Le Brexit a compliqué le projet européen de réformes des chambres de compensation (CdC). Maillon essentiel dans le système financier international, celles-ci agissent en intermédiaires et garantissent le paiement des transactions dans les domaines allant des obligations et actions aux matières premières agricoles, en passant par les produits dérivés.

A la suite de la crise financière de 2007-2008 et à la demande du G20, Bruxelles a ouvert en 2013 le chantier pour consolider les CdC, ces hauts lieux de risques systémiques. Désormais, elle doit reparamétrer son projet du fait de la sortie annoncée du Royaume-Uni de l’Union européenne. En effet, la plus grande chambre de compensation en Europe est la London Clearing House (LCH), première plateforme d’échanges des produits dérivés et filiale du London Stock Exchange.

Des règles européennes pour la City

Présentées mardi par la Commission européenne, les nouvelles propositions pourraient conduire au déménagement de la LCH dans l’un des Etats de l’Union. Elles priveront ainsi la City de tout un pan de son activité financière. «Etant donné que nous allons être confrontés au départ du plus grand centre financier de l’Union européenne, nous devons procéder à un certain nombre d’ajustements de nos règles pour nous assurer que nos efforts restent sur la bonne voie, a déclaré Valdis Dombrovskis, vice-président de la Commission européenne chargée de la stabilité financière, des services financiers et de l’union des marchés des capitaux. La stabilité de notre système reste notre préoccupation majeure.»

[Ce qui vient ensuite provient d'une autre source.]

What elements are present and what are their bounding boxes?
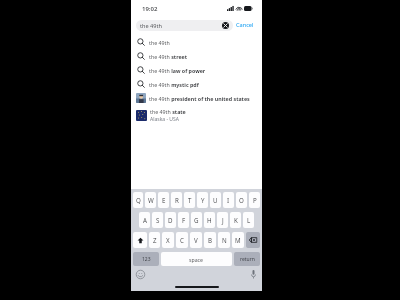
button[interactable]: E — [158, 192, 169, 208]
staticText: A — [143, 216, 147, 224]
button[interactable]: the 49th mystic pdf — [131, 77, 262, 91]
button[interactable]: Y — [197, 192, 208, 208]
button[interactable]: J — [217, 212, 228, 228]
button[interactable]: X — [162, 232, 174, 248]
button[interactable]: the 49th — [136, 20, 233, 31]
button[interactable]: M — [232, 232, 244, 248]
staticText: O — [239, 196, 244, 204]
staticText: T — [188, 196, 192, 204]
button[interactable]: F — [178, 212, 189, 228]
staticText: E — [162, 196, 166, 204]
staticText: the 49th law of power — [149, 67, 206, 74]
staticText: 19:02 — [142, 5, 158, 13]
button[interactable]: K — [230, 212, 241, 228]
staticText: P — [253, 196, 257, 204]
button[interactable]: Shift — [133, 232, 147, 248]
button[interactable]: O — [236, 192, 247, 208]
staticText: U — [213, 196, 218, 204]
button[interactable]: C — [176, 232, 188, 248]
staticText: Q — [136, 196, 141, 204]
button[interactable]: the 49th state — [131, 105, 262, 125]
staticText: F — [182, 216, 186, 224]
button[interactable]: return — [234, 252, 260, 266]
staticText: I — [227, 196, 230, 204]
button[interactable]: the 49th street — [131, 49, 262, 63]
staticText: the 49th president of the united states — [149, 95, 250, 102]
staticText: W — [148, 196, 154, 204]
staticText: M — [235, 236, 241, 244]
button[interactable]: 123 — [133, 252, 159, 266]
button[interactable]: Dictation — [251, 270, 256, 279]
button[interactable]: the 49th president of the united states — [131, 91, 262, 105]
staticText: V — [194, 236, 198, 244]
button[interactable]: H — [204, 212, 215, 228]
staticText: D — [168, 216, 173, 224]
button[interactable]: L — [243, 212, 254, 228]
button[interactable]: S — [152, 212, 163, 228]
button[interactable]: space — [161, 252, 232, 266]
staticText: K — [234, 216, 238, 224]
staticText: the 49th street — [149, 53, 188, 60]
button[interactable]: Emoji keyboard — [136, 270, 145, 279]
staticText: H — [207, 216, 212, 224]
button[interactable]: P — [249, 192, 260, 208]
button[interactable]: G — [191, 212, 202, 228]
staticText: G — [194, 216, 199, 224]
staticText: the 49th — [149, 39, 170, 46]
button[interactable]: the 49th — [131, 35, 262, 49]
staticText: 123 — [142, 256, 151, 263]
staticText: C — [180, 236, 184, 244]
staticText: space — [189, 256, 204, 263]
staticText: X — [166, 236, 170, 244]
staticText: the 49th — [140, 22, 222, 30]
button[interactable]: Q — [133, 192, 143, 208]
button[interactable]: D — [165, 212, 176, 228]
staticText: J — [222, 216, 224, 224]
button[interactable]: B — [204, 232, 216, 248]
staticText: B — [208, 236, 213, 244]
staticText: the 49th state — [150, 108, 186, 115]
button[interactable]: Backspace — [246, 232, 260, 248]
button[interactable]: W — [145, 192, 156, 208]
button[interactable]: V — [190, 232, 202, 248]
staticText: the 49th mystic pdf — [149, 81, 199, 88]
button[interactable]: the 49th law of power — [131, 63, 262, 77]
staticText: S — [156, 216, 160, 224]
staticText: N — [222, 236, 227, 244]
staticText: Z — [153, 236, 157, 244]
button[interactable]: Z — [149, 232, 160, 248]
staticText: R — [175, 196, 179, 204]
button[interactable]: Cancel — [233, 19, 257, 31]
button[interactable]: Clear search — [222, 22, 229, 29]
staticText: L — [247, 216, 251, 224]
button[interactable]: I — [223, 192, 234, 208]
button[interactable]: N — [218, 232, 230, 248]
staticText: Y — [201, 196, 205, 204]
staticText: Alaska - USA — [150, 116, 179, 123]
staticText: return — [240, 256, 255, 263]
button[interactable]: A — [139, 212, 150, 228]
button[interactable]: R — [171, 192, 182, 208]
button[interactable]: U — [210, 192, 221, 208]
button[interactable]: T — [184, 192, 195, 208]
staticText: Cancel — [236, 21, 254, 29]
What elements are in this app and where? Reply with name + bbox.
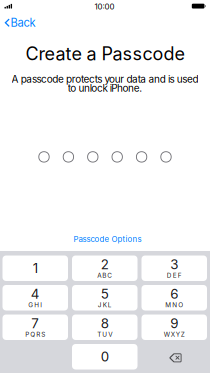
staticText: 1 — [33, 260, 38, 276]
staticText: 3 — [170, 256, 178, 272]
staticText: WXYZ — [164, 331, 185, 338]
button[interactable]: 8 — [72, 314, 138, 340]
button[interactable]: 0 — [72, 344, 138, 370]
staticText: Passcode Options — [73, 234, 141, 244]
staticText: A passcode protects your data and is use… — [12, 73, 198, 85]
staticText: MNO — [165, 301, 183, 309]
staticText: Create a Passcode — [26, 43, 184, 64]
button[interactable]: 7 — [2, 314, 68, 340]
staticText: 6 — [170, 286, 178, 302]
staticText: GHI — [28, 301, 42, 309]
staticText: TUV — [97, 331, 112, 338]
button[interactable]: 9 — [142, 314, 207, 340]
staticText: 10:00 — [94, 2, 114, 12]
staticText: 4 — [31, 286, 40, 302]
staticText: 5 — [101, 286, 109, 302]
staticText: 9 — [170, 315, 178, 331]
button[interactable]: Passcode Options — [61, 230, 153, 249]
button[interactable]: 6 — [142, 285, 207, 310]
staticText: DEF — [167, 272, 182, 279]
staticText: Back — [10, 16, 36, 30]
staticText: ABC — [97, 272, 112, 279]
staticText: 0 — [101, 349, 109, 365]
staticText: 2 — [101, 256, 109, 272]
button[interactable]: 5 — [72, 285, 138, 310]
staticText: 8 — [101, 315, 109, 331]
button[interactable]: 1 — [2, 256, 68, 281]
button[interactable]: Back — [0, 12, 44, 34]
button[interactable]: Delete — [142, 344, 207, 370]
button[interactable]: 4 — [2, 285, 68, 310]
staticText: to unlock iPhone. — [68, 82, 142, 94]
staticText: JKL — [98, 301, 112, 309]
staticText: PQRS — [25, 331, 45, 338]
staticText: 7 — [31, 315, 39, 331]
button[interactable]: 3 — [142, 256, 207, 281]
button[interactable]: 2 — [72, 256, 138, 281]
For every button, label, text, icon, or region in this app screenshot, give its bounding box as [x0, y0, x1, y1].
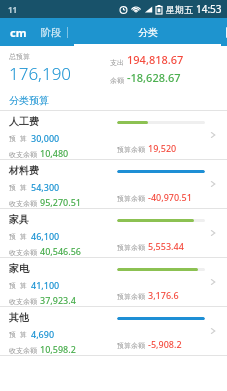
staticText: 预算余额 — [117, 194, 145, 203]
staticText: 41,100 — [31, 279, 60, 291]
staticText: 预 算 — [9, 183, 27, 193]
staticText: 收支余额 — [9, 248, 37, 257]
staticText: 14:53 — [196, 2, 222, 16]
staticText: 37,923.4 — [40, 294, 76, 306]
staticText: 54,300 — [31, 181, 60, 193]
staticText: 支出 — [110, 58, 124, 67]
staticText: 预 算 — [9, 134, 27, 144]
staticText: 预 算 — [9, 281, 27, 291]
staticText: 11 — [8, 4, 18, 15]
staticText: 4,690 — [31, 328, 55, 340]
button[interactable]: 阶段 — [35, 18, 67, 46]
staticText: 收支余额 — [9, 199, 37, 208]
staticText: 人工费 — [9, 115, 39, 128]
other: Signal — [144, 5, 153, 14]
staticText: 其他 — [9, 311, 29, 324]
staticText: 预 算 — [9, 330, 27, 340]
staticText: 95,270.51 — [40, 196, 81, 208]
staticText: 40,546.56 — [40, 245, 81, 257]
other: Alarm — [119, 5, 128, 14]
staticText: 余额 — [110, 76, 124, 85]
other: Battery — [156, 5, 162, 14]
staticText: 阶段 — [41, 26, 61, 39]
staticText: 46,100 — [31, 230, 60, 242]
staticText: 家具 — [9, 213, 29, 226]
staticText: 10,598.2 — [40, 343, 76, 355]
staticText: 预算余额 — [117, 243, 145, 252]
staticText: 预算余额 — [117, 341, 145, 350]
button[interactable]: 家具 — [0, 209, 227, 258]
staticText: 收支余额 — [9, 297, 37, 306]
staticText: 星期五 — [166, 4, 193, 15]
staticText: -18,628.67 — [127, 70, 181, 85]
staticText: 10,480 — [40, 147, 69, 159]
staticText: 预算余额 — [117, 292, 145, 301]
staticText: 分类 — [138, 26, 158, 39]
staticText: 5,553.44 — [148, 240, 184, 252]
staticText: -40,970.51 — [148, 191, 192, 203]
staticText: 预 算 — [9, 232, 27, 242]
staticText: 收支余额 — [9, 346, 37, 355]
staticText: 30,000 — [31, 132, 60, 144]
staticText: 总预算 — [9, 52, 30, 61]
button[interactable]: 分类 — [68, 18, 227, 46]
staticText: -5,908.2 — [148, 338, 182, 350]
button[interactable]: 人工费 — [0, 111, 227, 160]
other: Wi-Fi — [131, 4, 141, 14]
staticText: 176,190 — [9, 62, 72, 85]
staticText: 材料费 — [9, 164, 39, 177]
button[interactable]: Home logo — [5, 22, 32, 42]
staticText: 分类预算 — [9, 94, 49, 107]
staticText: 194,818.67 — [127, 52, 184, 67]
button[interactable]: 材料费 — [0, 160, 227, 209]
staticText: 3,176.6 — [148, 289, 179, 301]
staticText: cm — [10, 25, 27, 40]
staticText: 19,520 — [148, 142, 177, 154]
staticText: 收支余额 — [9, 150, 37, 159]
button[interactable]: 其他 — [0, 307, 227, 356]
staticText: 预算余额 — [117, 145, 145, 154]
button[interactable]: 家电 — [0, 258, 227, 307]
staticText: 家电 — [9, 262, 29, 275]
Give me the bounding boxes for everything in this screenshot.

Lire aussi: Bruxelles veut encore fortifier les chambres de compensation

La LCH pourrait toutefois rester au Royaume-Uni, selon l’une des propositions. Mais, dans ce cas, elle devrait être soumise à la réglementation européenne. Plus concrètement, si elle voulait traiter les transactions européennes, elle devra fonctionner sous les auspices de l’Autorité européenne des marchés financiers (AEMF), sise à Paris. Celle-ci exercerait alors les fonctions de supervision et de résolution de crises, comme elle le ferait pour l’ensemble des chambres de compensation en Europe.

Les Vingt-Huit décideront

A présent, les Vingt-Huit en compte 17, y compris le LCH. Ensemble, elles ont traité 50% des transactions mondiales pour une valeur de 500 000 milliards de dollars en 2015. L’AEMF pourrait aussi décider si la CdC britannique devrait quitter Londres et rejoindre le continent.

Prochaine étape: le projet des réformes doit obtenir l’aval du Parlement et des Etats européens, y compris le Royaume-Uni qui est toujours membre de l’Union. Mardi soir, la City a réagi en disant qu’en réclamant le déménagement de la LCH, l’UE se ferait du tort à elle-même car les coûts des transactions pourraient grimper de 20%.